The next great influence into the spirit of the scholar, is, the mind of the Past, — in whatever form, whether of literature, of art, of institutions, that mind is inscribed. Books are the best type of the influence of the past, and perhaps we shall get at the truth, — learn the amount of this influence more conveniently, — by considering their value alone. . . . As no air-pump can by any means make a perfect vacuum, so neither can any artist entirely exclude the conventional, the local, the perishable from his book, or write a book of pure thought, that shall be as efficient, in all respects, to a remote posterity, as to cotemporaries, or rather to the second age. Each age, it is found, must write its own books; or rather, each generation for the next succeeding. The books of an older period will not fit this. . . . Hence, instead of Man Thinking, we have the bookworm.
Books are the best of things, well used; abused, among the worst. What is the right use? What is the one end, which all means go to effect? They are for nothing but to inspire. I had better never see a book, than to be warped by its attraction clean out of my own orbit, and made a satellite instead of a system. The one thing in the world, of value, is the active soul. This every man is entitled to; this every man contains within him, although, in almost all men, obstructed, and as yet unborn. The soul active sees absolute truth; and utters truth, or creates. In this action, it is genius; not the privilege of here and there a favorite, but the sound estate of every man. In its essence, it is progressive.
Of course, there is a portion of reading quite indispensable to a wise man. History and exact science he must learn by laborious reading. Colleges, in like manner, have their indispensable office, — to teach elements. But they can only highly serve us, when they aim not to drill, but to create; when they gather from far every ray of various genius to their hospitable halls, and, by the concentrated fires, set the hearts of their youth on flame. Thought and knowledge are natures in which apparatus and pretension avail nothing. Gowns, and pecuniary foundations, though of towns of gold, can never countervail the least sentence or syllable of wit. Forget this, and our American colleges will recede in their public importance, whilst they grow richer every year.
Life lies behind us as the quarry from whence we get tiles and copestones for the masonry of to-day. This is the way to learn grammar. Colleges and books only copy the language which the field and the work-yard made.
Emerson's focus moves away from Jefferson's social justice focus, but establishes a clear belief in the power of learning to create new knowledge, challenging the value of becoming a slave to tradition. The motifs found in Emerson speak solidly against the conservative nature of many calls for education as a way to instill traditional values and basic knowledge:
• To be educated is to be an original thinker, not, as Emerson warns, a parrot.

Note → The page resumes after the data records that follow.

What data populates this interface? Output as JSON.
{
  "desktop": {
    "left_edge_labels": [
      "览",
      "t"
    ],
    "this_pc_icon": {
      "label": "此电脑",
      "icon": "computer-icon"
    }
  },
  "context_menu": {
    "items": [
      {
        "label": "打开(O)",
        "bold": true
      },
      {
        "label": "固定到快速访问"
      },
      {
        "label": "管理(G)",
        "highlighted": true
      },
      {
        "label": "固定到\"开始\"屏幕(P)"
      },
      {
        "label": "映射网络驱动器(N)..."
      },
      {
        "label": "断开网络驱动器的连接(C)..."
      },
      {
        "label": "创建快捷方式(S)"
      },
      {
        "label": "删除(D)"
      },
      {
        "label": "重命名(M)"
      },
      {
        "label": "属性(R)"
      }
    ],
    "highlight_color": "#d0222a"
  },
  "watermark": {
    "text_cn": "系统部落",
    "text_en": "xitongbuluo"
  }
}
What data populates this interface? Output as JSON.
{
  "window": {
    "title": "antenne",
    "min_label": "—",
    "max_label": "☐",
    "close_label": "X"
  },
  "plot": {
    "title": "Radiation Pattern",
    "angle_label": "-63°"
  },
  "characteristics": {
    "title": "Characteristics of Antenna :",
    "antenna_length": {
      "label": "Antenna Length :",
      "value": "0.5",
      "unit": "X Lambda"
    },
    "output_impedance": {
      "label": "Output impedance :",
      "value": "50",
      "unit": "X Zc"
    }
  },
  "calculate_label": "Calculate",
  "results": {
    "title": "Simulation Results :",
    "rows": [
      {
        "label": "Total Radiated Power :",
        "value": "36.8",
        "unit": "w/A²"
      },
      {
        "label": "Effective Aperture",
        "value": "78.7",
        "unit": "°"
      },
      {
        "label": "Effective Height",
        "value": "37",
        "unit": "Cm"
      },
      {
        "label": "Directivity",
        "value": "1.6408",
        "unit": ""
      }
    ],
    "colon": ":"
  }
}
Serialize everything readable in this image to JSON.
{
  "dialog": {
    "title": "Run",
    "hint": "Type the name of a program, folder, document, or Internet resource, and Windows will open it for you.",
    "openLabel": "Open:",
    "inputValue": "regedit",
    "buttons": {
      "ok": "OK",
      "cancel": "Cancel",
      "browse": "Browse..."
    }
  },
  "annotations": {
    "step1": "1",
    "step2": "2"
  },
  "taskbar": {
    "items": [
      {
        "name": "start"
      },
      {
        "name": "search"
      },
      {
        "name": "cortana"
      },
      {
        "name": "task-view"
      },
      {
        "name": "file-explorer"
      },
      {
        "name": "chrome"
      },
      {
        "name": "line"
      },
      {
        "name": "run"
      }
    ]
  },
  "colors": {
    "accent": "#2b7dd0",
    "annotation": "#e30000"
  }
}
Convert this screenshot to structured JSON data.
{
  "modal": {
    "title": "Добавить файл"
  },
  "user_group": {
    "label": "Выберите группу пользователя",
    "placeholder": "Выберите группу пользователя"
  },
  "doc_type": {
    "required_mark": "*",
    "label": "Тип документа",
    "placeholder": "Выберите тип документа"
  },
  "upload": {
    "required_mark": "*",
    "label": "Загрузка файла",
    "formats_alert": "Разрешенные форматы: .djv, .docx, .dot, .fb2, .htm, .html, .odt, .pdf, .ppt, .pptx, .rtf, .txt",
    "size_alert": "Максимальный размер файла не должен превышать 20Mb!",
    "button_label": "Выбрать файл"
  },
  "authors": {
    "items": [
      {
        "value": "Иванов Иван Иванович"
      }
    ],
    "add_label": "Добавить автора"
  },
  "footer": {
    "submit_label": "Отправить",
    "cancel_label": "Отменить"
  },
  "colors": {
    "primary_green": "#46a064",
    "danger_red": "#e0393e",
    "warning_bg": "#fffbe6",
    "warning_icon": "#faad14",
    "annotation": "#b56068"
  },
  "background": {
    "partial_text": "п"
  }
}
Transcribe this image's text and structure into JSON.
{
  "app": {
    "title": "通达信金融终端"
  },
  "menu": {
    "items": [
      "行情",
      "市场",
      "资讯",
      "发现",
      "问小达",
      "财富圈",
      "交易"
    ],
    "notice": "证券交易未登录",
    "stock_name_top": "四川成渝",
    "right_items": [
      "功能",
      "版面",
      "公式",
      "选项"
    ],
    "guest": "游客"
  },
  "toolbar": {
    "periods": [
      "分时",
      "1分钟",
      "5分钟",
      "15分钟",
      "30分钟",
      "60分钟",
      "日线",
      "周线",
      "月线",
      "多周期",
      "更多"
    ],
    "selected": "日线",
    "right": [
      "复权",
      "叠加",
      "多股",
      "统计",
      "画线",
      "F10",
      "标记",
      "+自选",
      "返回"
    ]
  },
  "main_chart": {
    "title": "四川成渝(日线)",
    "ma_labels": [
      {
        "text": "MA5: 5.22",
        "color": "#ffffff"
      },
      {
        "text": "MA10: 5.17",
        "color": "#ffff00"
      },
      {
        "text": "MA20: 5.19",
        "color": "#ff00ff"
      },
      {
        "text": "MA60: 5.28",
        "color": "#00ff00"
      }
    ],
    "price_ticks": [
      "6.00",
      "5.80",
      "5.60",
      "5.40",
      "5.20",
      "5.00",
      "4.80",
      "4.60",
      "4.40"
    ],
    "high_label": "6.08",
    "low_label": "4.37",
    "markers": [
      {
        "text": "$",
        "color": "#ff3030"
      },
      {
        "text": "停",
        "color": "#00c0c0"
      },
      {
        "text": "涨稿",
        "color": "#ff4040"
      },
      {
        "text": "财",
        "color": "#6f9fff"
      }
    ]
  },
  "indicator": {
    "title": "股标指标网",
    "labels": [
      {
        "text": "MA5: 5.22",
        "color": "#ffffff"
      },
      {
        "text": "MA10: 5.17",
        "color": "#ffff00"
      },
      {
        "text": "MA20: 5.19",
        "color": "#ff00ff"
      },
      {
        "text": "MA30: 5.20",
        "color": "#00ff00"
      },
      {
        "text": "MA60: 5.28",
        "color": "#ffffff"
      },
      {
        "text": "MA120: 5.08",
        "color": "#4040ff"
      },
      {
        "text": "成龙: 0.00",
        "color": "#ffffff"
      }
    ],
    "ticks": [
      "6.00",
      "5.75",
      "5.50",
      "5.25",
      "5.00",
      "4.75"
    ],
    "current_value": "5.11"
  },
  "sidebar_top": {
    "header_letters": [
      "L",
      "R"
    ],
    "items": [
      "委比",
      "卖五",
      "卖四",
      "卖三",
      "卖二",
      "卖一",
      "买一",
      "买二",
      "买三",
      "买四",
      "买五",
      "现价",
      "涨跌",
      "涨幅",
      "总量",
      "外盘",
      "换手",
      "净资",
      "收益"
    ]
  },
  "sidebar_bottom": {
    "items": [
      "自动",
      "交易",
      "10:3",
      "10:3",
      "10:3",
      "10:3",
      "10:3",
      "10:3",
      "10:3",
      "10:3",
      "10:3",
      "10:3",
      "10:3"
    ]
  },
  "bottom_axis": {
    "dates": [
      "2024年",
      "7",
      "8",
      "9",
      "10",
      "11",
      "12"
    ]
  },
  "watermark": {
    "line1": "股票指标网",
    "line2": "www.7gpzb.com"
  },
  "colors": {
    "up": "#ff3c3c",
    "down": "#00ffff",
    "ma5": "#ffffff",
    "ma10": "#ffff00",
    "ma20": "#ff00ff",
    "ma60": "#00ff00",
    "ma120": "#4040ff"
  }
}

• Nature and books provide people suitable environments for learning; for Emerson, nature is the best source above all.
• Books are valuable, but just as Emerson warms about parroting other's thoughts, he also warns about being merely a bookworm.
• Thus, the study of books is an avenue to new learning, new books.
• Students should not be subjected to drill, but offered opportunities to create.
• Learning, then, is best in authentic situations.
The purposes of education and the nature of learning, as expressed by Jefferson and Emerson as essential for individual empowerment and a thriving democracy, are quite distinct from the claims made by the new reformers who have emerged in the first decade of the twenty-first century. Our commitments to consumerism, corporate America, and competition have clearly dwarfed our founding principals based on freedom, equity, and originality of thought.
In the mid-1800s and into the twentieth century, the rise of public education against the dominance of private schools (such as those run by the Catholic church) proved to exacerbate the contradictory purposes identified by Rich (2001) and revealed in the contrast between Jefferson/Emerson and twenty-first century education reformers.